Galton was inspired by Quetelet’s measurements and ventured deeper into the measurement of human variance. Were complex features such as intelligence, intellectual accomplishment, or beauty, say, variant in the same manner? Galton knew that no ordinary measuring devices existed for any of these characteristics. But where he lacked devices, he invented them (“Whenever you can, [you should] count,” he wrote). As a surrogate for intelligence, he obtained the examination marks for the mathematical honors exam at Cambridge—ironically, the very test that he had failed—and demonstrated that, to the best approximation, even examination abilities followed this bell-curve distribution. He walked through England and S
cotland tabulating “beauty”—secretly ranking the women he met as “attractive,” “indifferent,” or “repellent” using pinpricks on a card hidden in his pocket. It seemed no human attribute could escape Galton’s sifting, evaluating, counting, tabulating eye: “Keenness of Sight and Hearing; Colour Sense; Judgment of Eye; Breathing Power; Reaction Time; Strength and Pull of Squeeze; Force of Blow; Span of Arms; Height . . . Weight.”

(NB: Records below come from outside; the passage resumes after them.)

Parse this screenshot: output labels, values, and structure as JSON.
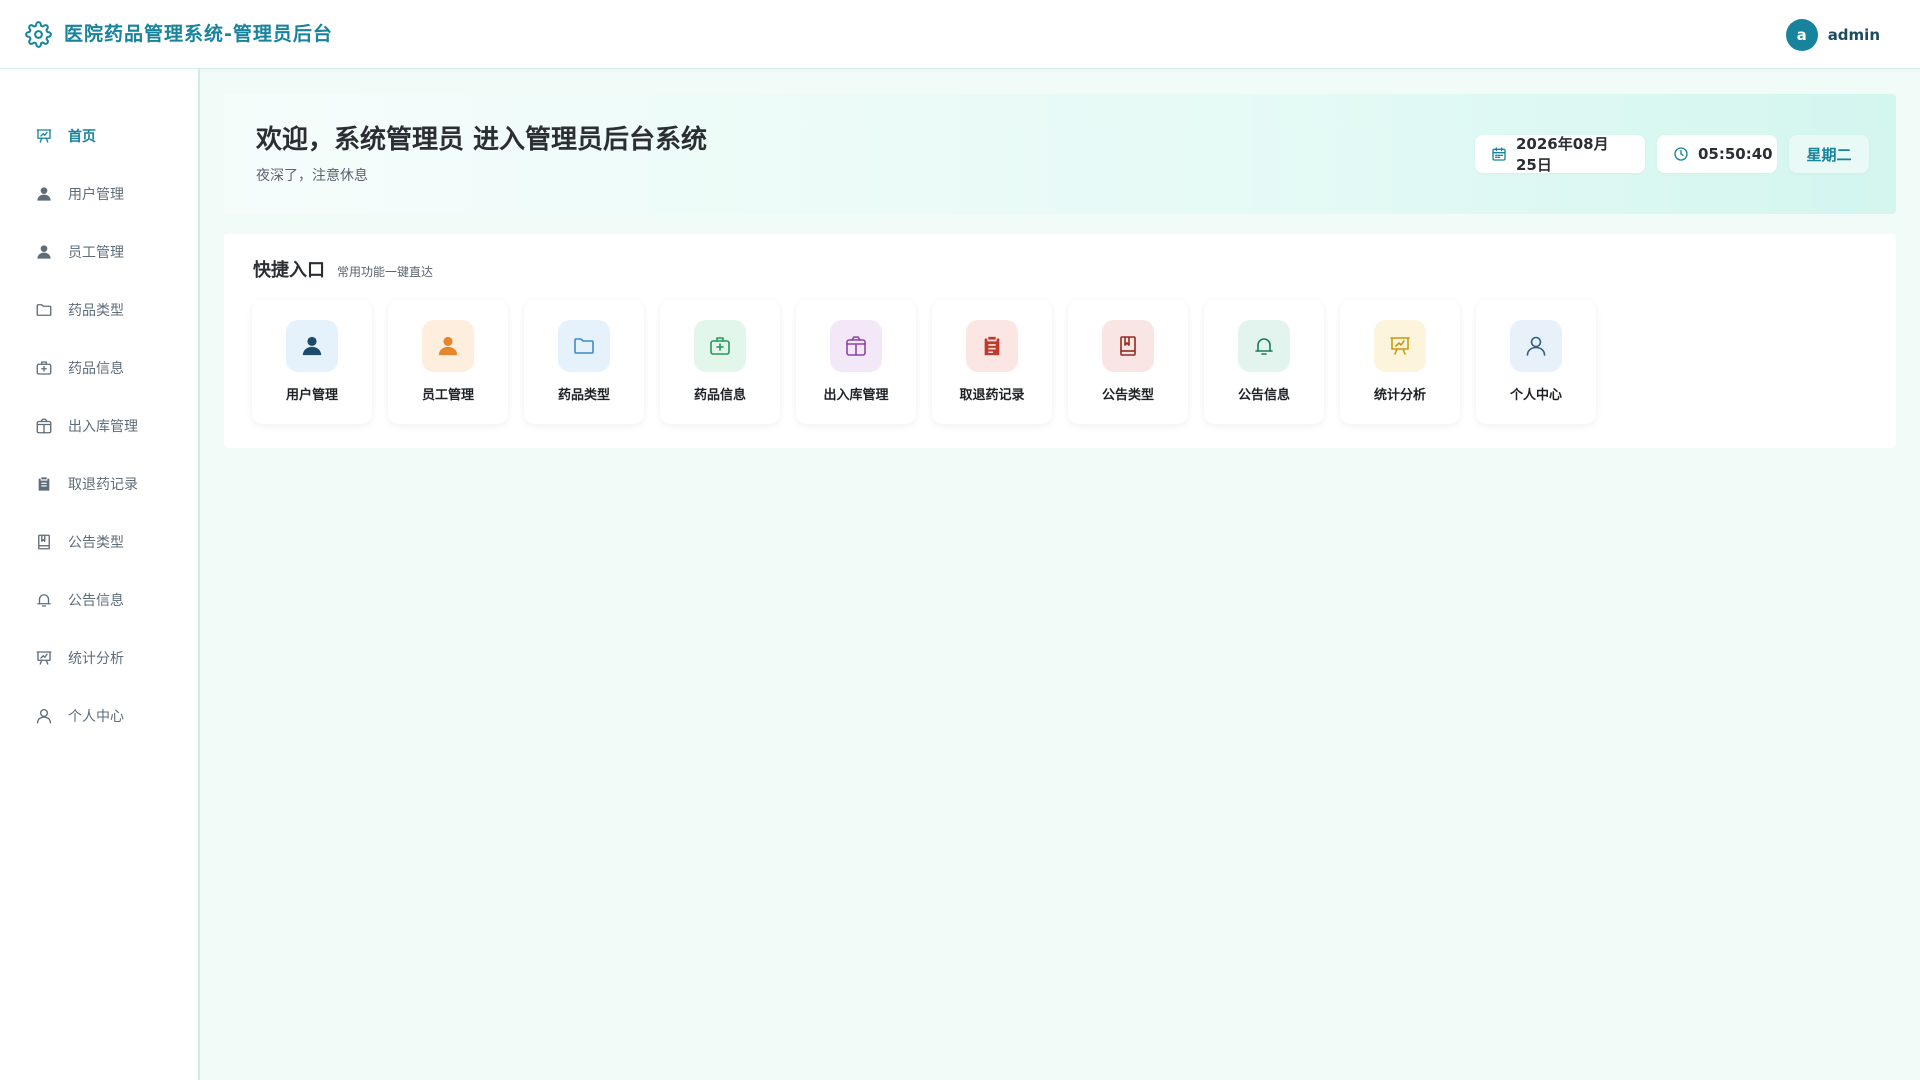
{
  "header": {
    "title": "医院药品管理系统-管理员后台",
    "logo_icon": "gear-icon",
    "user": {
      "avatar_letter": "a",
      "name": "admin"
    }
  },
  "colors": {
    "accent": "#17839c",
    "page_bg": "#f1fbf8",
    "sidebar_text": "#5e6d7a"
  },
  "sidebar": {
    "items": [
      {
        "label": "首页",
        "icon": "presentation-chart-icon",
        "active": true
      },
      {
        "label": "用户管理",
        "icon": "user-filled-icon",
        "active": false
      },
      {
        "label": "员工管理",
        "icon": "user-filled-icon",
        "active": false
      },
      {
        "label": "药品类型",
        "icon": "folder-icon",
        "active": false
      },
      {
        "label": "药品信息",
        "icon": "first-aid-kit-icon",
        "active": false
      },
      {
        "label": "出入库管理",
        "icon": "box-icon",
        "active": false
      },
      {
        "label": "取退药记录",
        "icon": "clipboard-icon",
        "active": false
      },
      {
        "label": "公告类型",
        "icon": "book-icon",
        "active": false
      },
      {
        "label": "公告信息",
        "icon": "bell-icon",
        "active": false
      },
      {
        "label": "统计分析",
        "icon": "presentation-chart-icon",
        "active": false
      },
      {
        "label": "个人中心",
        "icon": "user-outline-icon",
        "active": false
      }
    ]
  },
  "welcome": {
    "title": "欢迎，系统管理员 进入管理员后台系统",
    "subtitle": "夜深了，注意休息",
    "date": "2026年08月25日",
    "time": "05:50:40",
    "weekday": "星期二"
  },
  "quick": {
    "title": "快捷入口",
    "subtitle": "常用功能一键直达",
    "items": [
      {
        "label": "用户管理",
        "icon": "user-filled-icon",
        "bg": "#e6f2fb",
        "color": "#1d4b6e"
      },
      {
        "label": "员工管理",
        "icon": "user-filled-icon",
        "bg": "#fdeedd",
        "color": "#e4862c"
      },
      {
        "label": "药品类型",
        "icon": "folder-icon",
        "bg": "#e6f2fb",
        "color": "#3c8dc4"
      },
      {
        "label": "药品信息",
        "icon": "first-aid-kit-icon",
        "bg": "#e3f6ec",
        "color": "#239a57"
      },
      {
        "label": "出入库管理",
        "icon": "box-icon",
        "bg": "#f3e8f7",
        "color": "#8e44ad"
      },
      {
        "label": "取退药记录",
        "icon": "clipboard-icon",
        "bg": "#fbe6e4",
        "color": "#c0392b"
      },
      {
        "label": "公告类型",
        "icon": "book-icon",
        "bg": "#f9e6e4",
        "color": "#922b21"
      },
      {
        "label": "公告信息",
        "icon": "bell-icon",
        "bg": "#e3f4ef",
        "color": "#1e7a5f"
      },
      {
        "label": "统计分析",
        "icon": "presentation-chart-icon",
        "bg": "#fdf4dc",
        "color": "#c99a12"
      },
      {
        "label": "个人中心",
        "icon": "user-outline-icon",
        "bg": "#e8f1fa",
        "color": "#2f5f84"
      }
    ]
  }
}
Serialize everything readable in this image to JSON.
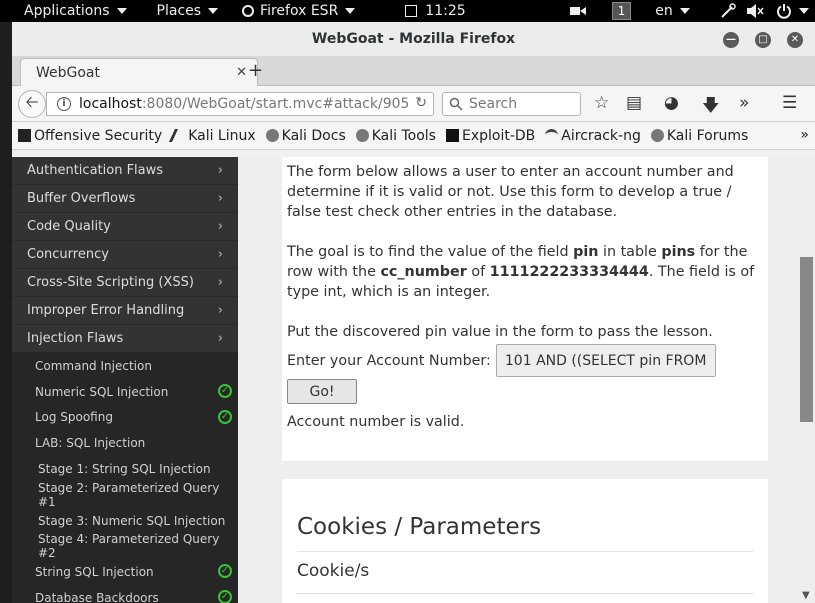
{
  "topbar": {
    "applications": "Applications",
    "places": "Places",
    "firefox": "Firefox ESR",
    "time": "11:25",
    "workspace": "1",
    "lang": "en"
  },
  "window": {
    "title": "WebGoat - Mozilla Firefox",
    "tab_title": "WebGoat",
    "url_host": "localhost",
    "url_path": ":8080/WebGoat/start.mvc#attack/905",
    "search_placeholder": "Search"
  },
  "bookmarks": [
    {
      "label": "Offensive Security",
      "icon": "offsec-icon"
    },
    {
      "label": "Kali Linux",
      "icon": "kali-icon"
    },
    {
      "label": "Kali Docs",
      "icon": "kali-docs-icon"
    },
    {
      "label": "Kali Tools",
      "icon": "kali-tools-icon"
    },
    {
      "label": "Exploit-DB",
      "icon": "exploit-db-icon"
    },
    {
      "label": "Aircrack-ng",
      "icon": "aircrack-icon"
    },
    {
      "label": "Kali Forums",
      "icon": "kali-forums-icon"
    }
  ],
  "sidebar": {
    "menus": [
      "Authentication Flaws",
      "Buffer Overflows",
      "Code Quality",
      "Concurrency",
      "Cross-Site Scripting (XSS)",
      "Improper Error Handling",
      "Injection Flaws"
    ],
    "subitems": [
      {
        "label": "Command Injection",
        "done": false
      },
      {
        "label": "Numeric SQL Injection",
        "done": true
      },
      {
        "label": "Log Spoofing",
        "done": true
      },
      {
        "label": "LAB: SQL Injection",
        "done": false
      },
      {
        "label": "Stage 1: String SQL Injection",
        "done": false
      },
      {
        "label": "Stage 2: Parameterized Query #1",
        "done": false
      },
      {
        "label": "Stage 3: Numeric SQL Injection",
        "done": false
      },
      {
        "label": "Stage 4: Parameterized Query #2",
        "done": false
      },
      {
        "label": "String SQL Injection",
        "done": true
      },
      {
        "label": "Database Backdoors",
        "done": true
      }
    ]
  },
  "lesson": {
    "p1": "The form below allows a user to enter an account number and determine if it is valid or not. Use this form to develop a true / false test check other entries in the database.",
    "p2_a": "The goal is to find the value of the field ",
    "p2_field": "pin",
    "p2_b": " in table ",
    "p2_table": "pins",
    "p2_c": " for the row with the ",
    "p2_col": "cc_number",
    "p2_d": " of ",
    "p2_num": "1111222233334444",
    "p2_e": ". The field is of type int, which is an integer.",
    "p3": "Put the discovered pin value in the form to pass the lesson.",
    "account_label": "Enter your Account Number:",
    "account_value": "101 AND ((SELECT pin FROM",
    "go_button": "Go!",
    "result": "Account number is valid."
  },
  "cookies": {
    "heading": "Cookies / Parameters",
    "subheading": "Cookie/s"
  }
}
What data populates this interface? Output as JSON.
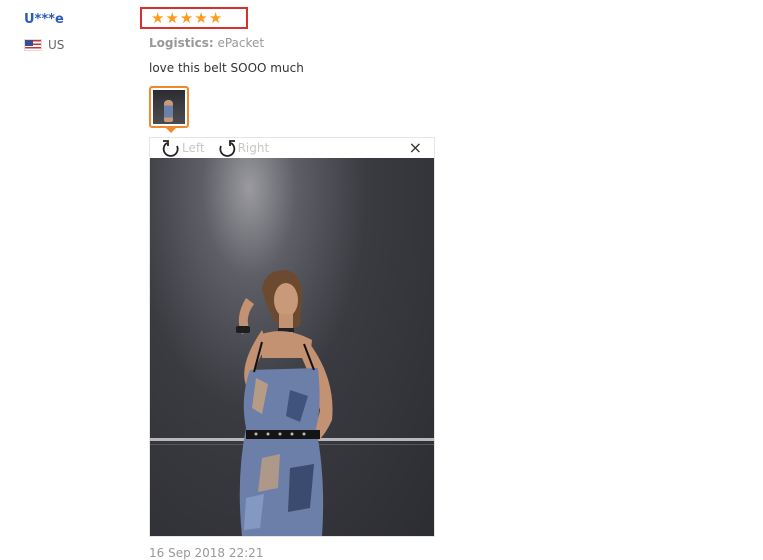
{
  "reviewer": {
    "name": "U***e",
    "country": "US"
  },
  "review": {
    "rating": 5,
    "logistics_label": "Logistics:",
    "logistics_value": "ePacket",
    "text": "love this belt SOOO much",
    "date": "16 Sep 2018 22:21"
  },
  "viewer": {
    "rotate_left_label": "Left",
    "rotate_right_label": "Right",
    "close_symbol": "×"
  },
  "icons": {
    "star": "star-icon",
    "rotate_left": "rotate-left-icon",
    "rotate_right": "rotate-right-icon",
    "close": "close-icon",
    "flag": "us-flag-icon"
  },
  "colors": {
    "rating_highlight": "#d9302e",
    "star": "#ff9a1a",
    "username": "#2a5bb8",
    "thumb_border": "#f08a2c"
  }
}
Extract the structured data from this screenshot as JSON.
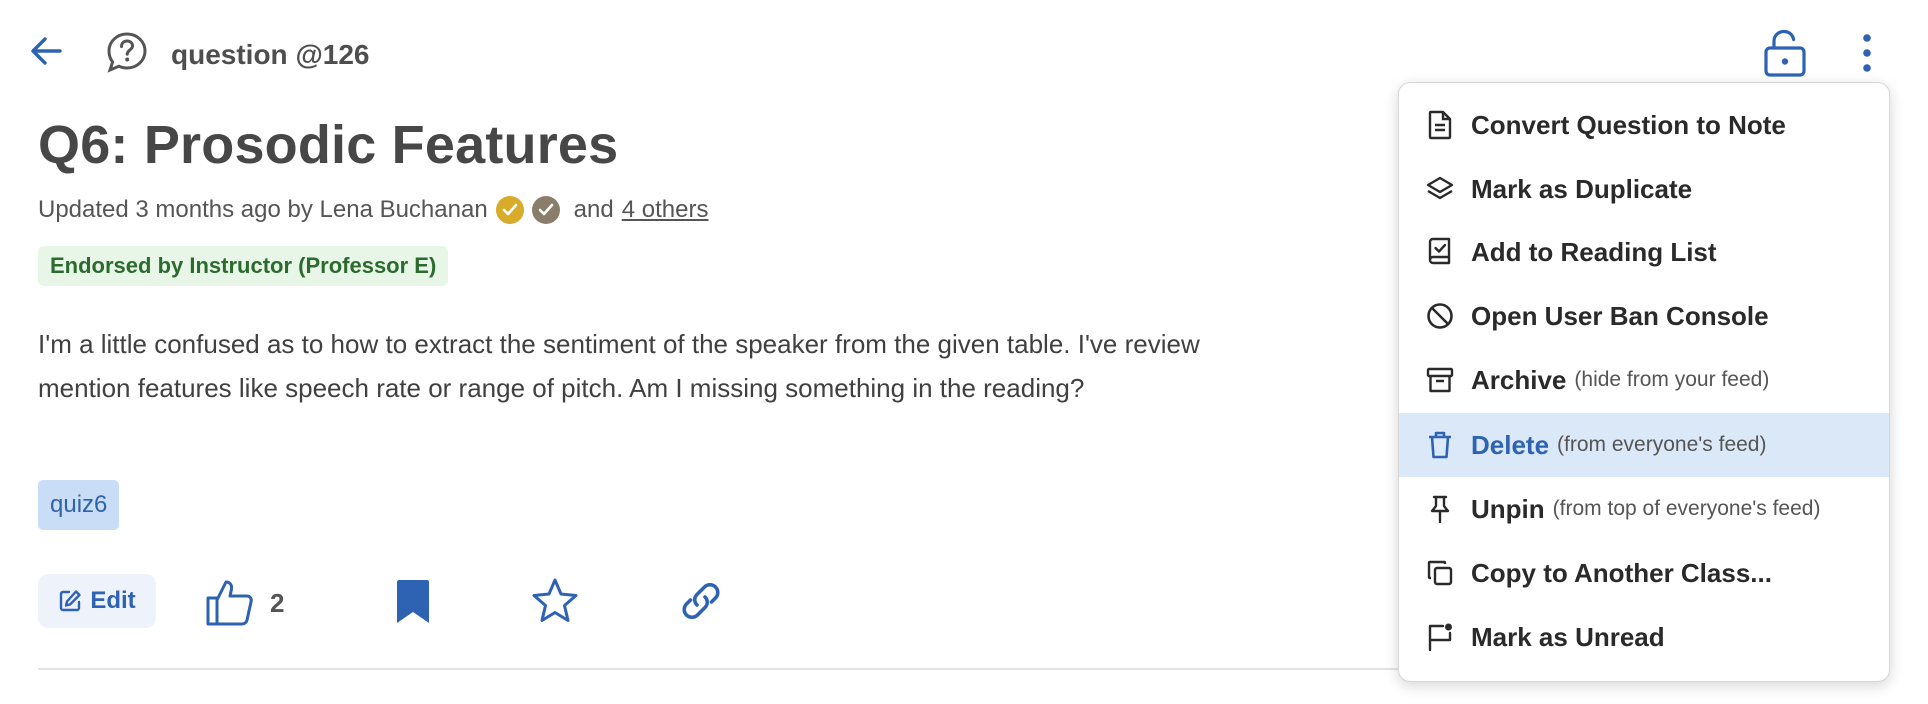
{
  "header": {
    "question_label": "question @126"
  },
  "post": {
    "title": "Q6: Prosodic Features",
    "updated_prefix": "Updated 3 months ago by Lena Buchanan",
    "and_text": "and",
    "others_link": "4 others",
    "endorsement": "Endorsed by Instructor (Professor E)",
    "body_line1": "I'm a little confused as to how to extract the sentiment of the speaker from the given table.  I've review",
    "body_line2": "mention features like speech rate or range of pitch.  Am I missing something in the reading?",
    "tag": "quiz6"
  },
  "actions": {
    "edit_label": "Edit",
    "like_count": "2"
  },
  "colors": {
    "accent": "#2d63b2",
    "gold_badge": "#d9ab2a",
    "grey_badge": "#8a7e6a",
    "menu_active_bg": "#dbe8f8"
  },
  "menu": {
    "items": [
      {
        "label": "Convert Question to Note",
        "hint": "",
        "icon": "document-icon"
      },
      {
        "label": "Mark as Duplicate",
        "hint": "",
        "icon": "layers-icon"
      },
      {
        "label": "Add to Reading List",
        "hint": "",
        "icon": "reading-list-icon"
      },
      {
        "label": "Open User Ban Console",
        "hint": "",
        "icon": "ban-icon"
      },
      {
        "label": "Archive",
        "hint": "(hide from your feed)",
        "icon": "archive-icon"
      },
      {
        "label": "Delete",
        "hint": "(from everyone's feed)",
        "icon": "trash-icon",
        "active": true
      },
      {
        "label": "Unpin",
        "hint": "(from top of everyone's feed)",
        "icon": "pin-icon"
      },
      {
        "label": "Copy to Another Class...",
        "hint": "",
        "icon": "copy-icon"
      },
      {
        "label": "Mark as Unread",
        "hint": "",
        "icon": "flag-icon"
      }
    ]
  }
}
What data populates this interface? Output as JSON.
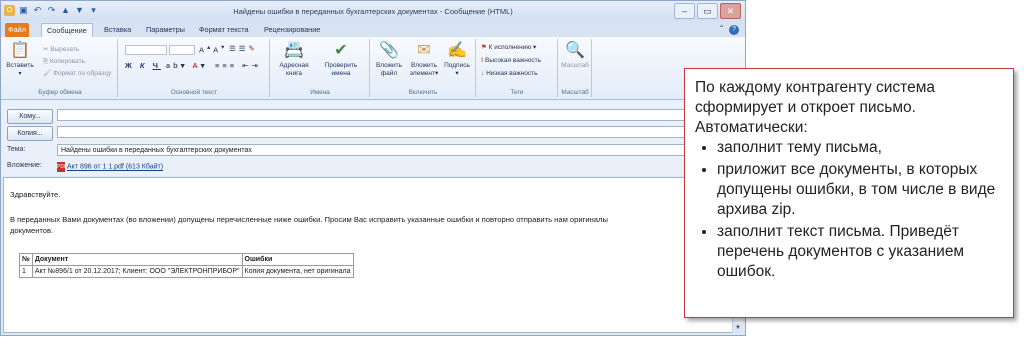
{
  "window": {
    "title": "Найдены ошибки в переданных бухгалтерских документах - Сообщение (HTML)"
  },
  "tabs": [
    {
      "label": "Файл"
    },
    {
      "label": "Сообщение"
    },
    {
      "label": "Вставка"
    },
    {
      "label": "Параметры"
    },
    {
      "label": "Формат текста"
    },
    {
      "label": "Рецензирование"
    }
  ],
  "ribbon": {
    "clipboard": {
      "paste": "Вставить",
      "cut": "Вырезать",
      "copy": "Копировать",
      "format_painter": "Формат по образцу",
      "label": "Буфер обмена"
    },
    "basic_text": {
      "label": "Основной текст"
    },
    "names": {
      "address_book_1": "Адресная",
      "address_book_2": "книга",
      "check_names_1": "Проверить",
      "check_names_2": "имена",
      "label": "Имена"
    },
    "include": {
      "attach_file_1": "Вложить",
      "attach_file_2": "файл",
      "attach_item_1": "Вложить",
      "attach_item_2": "элемент",
      "signature_1": "Подпись",
      "label": "Включить"
    },
    "tags": {
      "followup": "К исполнению",
      "high": "Высокая важность",
      "low": "Низкая важность",
      "label": "Теги"
    },
    "zoom": {
      "button": "Масштаб",
      "label": "Масштаб"
    }
  },
  "header": {
    "to_button": "Кому...",
    "cc_button": "Копия...",
    "subject_label": "Тема:",
    "subject_value": "Найдены ошибки в переданных бухгалтерских документах",
    "attach_label": "Вложение:",
    "attachment": "Акт  896  от  1  1.pdf (613 Кбайт)"
  },
  "message": {
    "greeting": "Здравствуйте.",
    "text_line1": "В переданных Вами документах (во вложении) допущены перечисленные ниже ошибки. Просим Вас исправить указанные ошибки и повторно отправить нам оригиналы",
    "text_line2": "документов.",
    "table": {
      "headers": [
        "№",
        "Документ",
        "Ошибки"
      ],
      "rows": [
        [
          "1",
          "Акт №896/1 от 20.12.2017; Клиент: ООО \"ЭЛЕКТРОНПРИБОР\"",
          "Копия документа, нет оригинала"
        ]
      ]
    }
  },
  "callout": {
    "intro": "По каждому контрагенту система сформирует и откроет письмо. Автоматически:",
    "items": [
      "заполнит тему письма,",
      "приложит все документы, в которых допущены ошибки, в том числе в виде архива zip.",
      "заполнит текст письма. Приведёт перечень документов с указанием ошибок."
    ]
  }
}
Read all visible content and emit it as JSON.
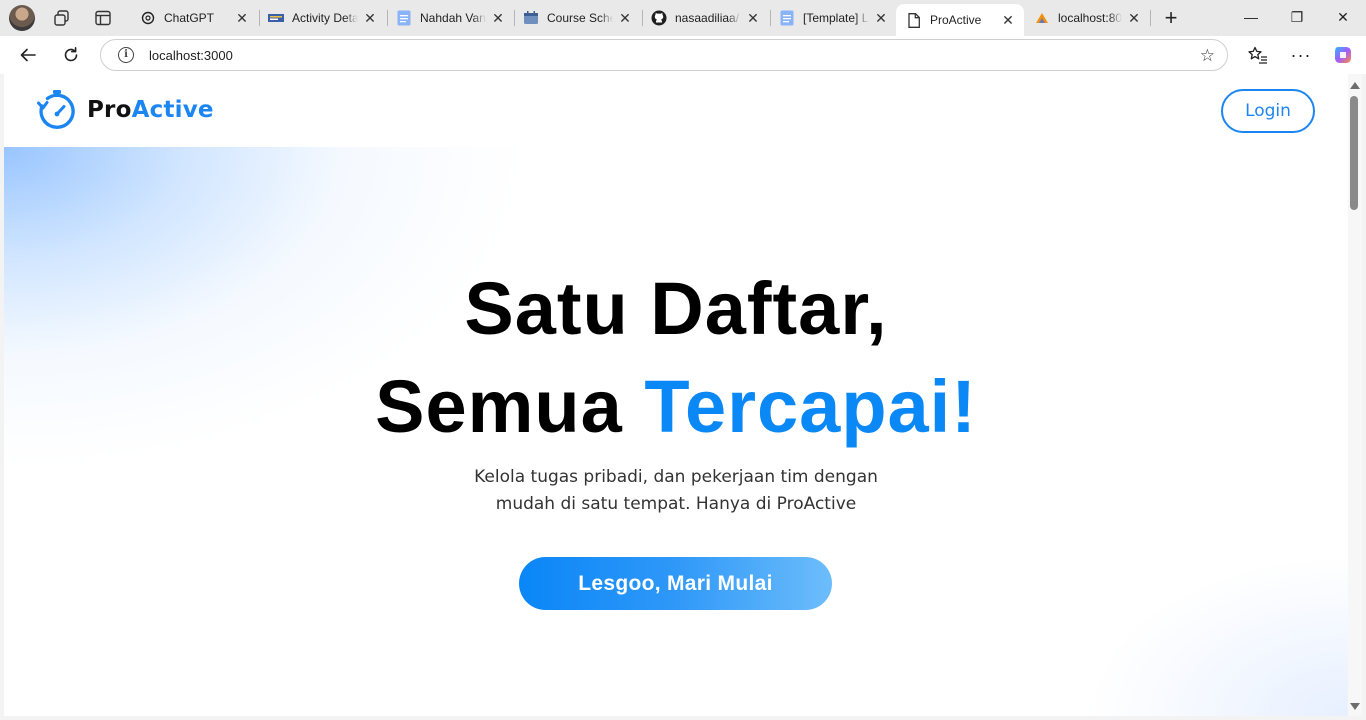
{
  "browser": {
    "tabs": [
      {
        "title": "ChatGPT",
        "icon": "chatgpt-icon",
        "active": false
      },
      {
        "title": "Activity Deta",
        "icon": "site-icon",
        "active": false
      },
      {
        "title": "Nahdah Van",
        "icon": "docs-icon",
        "active": false
      },
      {
        "title": "Course Sche",
        "icon": "calendar-icon",
        "active": false
      },
      {
        "title": "nasaadiliaa/",
        "icon": "github-icon",
        "active": false
      },
      {
        "title": "[Template] L",
        "icon": "docs-icon",
        "active": false
      },
      {
        "title": "ProActive",
        "icon": "page-icon",
        "active": true
      },
      {
        "title": "localhost:80",
        "icon": "phpmyadmin-icon",
        "active": false
      }
    ],
    "close_glyph": "✕",
    "new_tab_glyph": "+",
    "url": "localhost:3000",
    "controls": {
      "minimize": "—",
      "restore": "❐",
      "close": "✕"
    }
  },
  "page": {
    "brand": {
      "part1": "Pro",
      "part2": "Active"
    },
    "login_label": "Login",
    "headline_line1": "Satu Daftar,",
    "headline_line2_plain": "Semua ",
    "headline_line2_accent": "Tercapai!",
    "subtitle_line1": "Kelola tugas pribadi, dan pekerjaan tim dengan",
    "subtitle_line2": "mudah di satu tempat. Hanya di ProActive",
    "cta_label": "Lesgoo, Mari Mulai"
  },
  "colors": {
    "accent": "#1b86f2",
    "headline_accent": "#0a88f5",
    "cta_start": "#0a86f7",
    "cta_end": "#6dbdfb"
  }
}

Galton now turned from measurement to mechanism. Were these variations in humans inherited? And in what manner? Again, he veered away from simple organisms, hoping to jump straight into humans. Wasn’t his own exalted pedigree—Erasmus as grandfather, Darwin as cousin—proof that genius ran in families? To marshal further evidence, Galton began to reconstruct pedigrees of eminent men. He found, for instance, that among 605 notable men who lived between 1453 and 1853, there were 102 familial relationships: one in six of all accomplished men were apparently related. If an accomplished man had a son, Galton estimated, chances were one in twelve that the son would be eminent. In contrast, only one in three thousand “randomly” selected men could achieve distinction. Eminence, Galton argued, was inherited. Lords produced lords—not because peerage was hereditary, but because intelligence was.